Monsters and Doctor Who are inseparable.
They rely on each other for existence both in the real life of the television series, where the monsters are certainly one of the reasons viewers tune in every week, and in the fiction itself, where a Doctor who did not meet and battle monsters would hardly seem like the Doctor at all.
Traditional rules for Doctor Who have monsters that are scary and wonderful but somewhat see-through and a bit repetitive. They all want to take over the earth, they all want ultimate power, and they all want more than they rightly deserve, and only the Doctor can stop them.
But The Vampires Of Venice changed this concept, not in the goals of the threat the alien proposes (as we have seen races kill for survival before), but the story actually changes the monsters from classic Hammer vampires to a race of aliens who resemble fish – a move that initially seems slightly odd, but brave. It allowed for a story not weighed down by Doctor Who’s vampire continuity (most notably, State of Decay), but also led to a tale that jarred you a bit: not badly, but enough to make you take notice. One minute, you’re up for a nice, run-of-the-mill vampiric tale, and the next, a species who disguised themselves as vampires take over as the central focal point of the story.
The modern era of Doctor Who focused a lot on how the Doctor was seemingly the last of his kind, so it does create the required tension for him to face another race on the brink of disaster, clinging to life – to see how the Doctor equates what he feels to be just and fair with knowing what it feels like to have your species die out. Was I alone in wondering if he can watch another alien life form go into extinction like he has seen so many times before?
This made for some very powerful material, but this is a small part of a larger tale, one that involves love and fresh starts as much as destruction and endings, as seen through a son’s devotion to his mother and the opening moments where the Doctor tries to sort out Rory and Amy’s relationship issues. The result is a very cramped 48 minutes (indeed, Toby Whithouse’s script went over its runtime, so had to be edited back, yet remains longer than most other Series 5 episodes), but still paced so that you can take in the sights and sounds without ever feeling that you have missed anything important.
Intriguing as the aliens plans and actions always are in Doctor Who, The Vampires of Venice also has a comedy flavour to it from the opening pre-title sequence, something that continues throughout the story; as scary as the situation is, you can’t help but laugh at Rory trying to sword fight with a broom stick or a man riding a gondola through 16th Century Venice wearing a shirt that proclaims ‘Rory’s Stag’. This element juxtaposes with the horrific and science fiction elements just enough without taking away from the whole of the adventure, making for a nice mix of emotions and tropes.
Matt Smith continued to shine as the Doctor. Every week upon Series 5’s initial transmission, I became a bigger fan of his interpretation, and from the moment he pops out of Rory’s stag cake, he pulls you into the fantasy world of Who.
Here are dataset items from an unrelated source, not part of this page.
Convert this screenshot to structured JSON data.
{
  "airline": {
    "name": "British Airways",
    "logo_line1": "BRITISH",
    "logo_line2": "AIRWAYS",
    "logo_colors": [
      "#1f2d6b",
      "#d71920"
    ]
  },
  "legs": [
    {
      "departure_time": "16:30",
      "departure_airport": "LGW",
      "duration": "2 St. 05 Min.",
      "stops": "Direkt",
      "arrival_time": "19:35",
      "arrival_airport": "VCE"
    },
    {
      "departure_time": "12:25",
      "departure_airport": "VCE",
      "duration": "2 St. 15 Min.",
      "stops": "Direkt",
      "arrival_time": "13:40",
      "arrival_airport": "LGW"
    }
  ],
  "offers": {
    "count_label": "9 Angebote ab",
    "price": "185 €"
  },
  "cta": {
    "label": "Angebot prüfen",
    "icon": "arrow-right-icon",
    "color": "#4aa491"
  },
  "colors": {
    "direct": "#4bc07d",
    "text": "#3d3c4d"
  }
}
This Doctor definitely has a personality separate from his former selves, one worthy of the weight the Doctor himself has to hold as a character; a blend of compassion and contained sorrow and rage which Smith carries off well.
Amy and Rory’s story was fine, but we’d seen this kind of thing before; in Series 1 (way back in 2005), Rose reunites with Mickey in Boom Town. Not that I’m actively trying to compare the two eras but it just felt the same to me somehow. Although what else can you do with a scene where people who were separated by the Doctor’s intervention reunite after one of them has seen beyond our normal cozy everyday world (a situation the Doctor attempts to diffuse)?
The Vampires of Venice might not be to everyone’s taste but there is surely enough to sink your teeth into and enough of a mixture of comedy and horror/fantasy to satisfy any and all. Toby Whithouse did something original with two old, time-worn concepts, melding them together to make a third product which, although a little rushed, does well as a good mid-season episode that adds to the wide variety of different settings and situations shown in Series 5.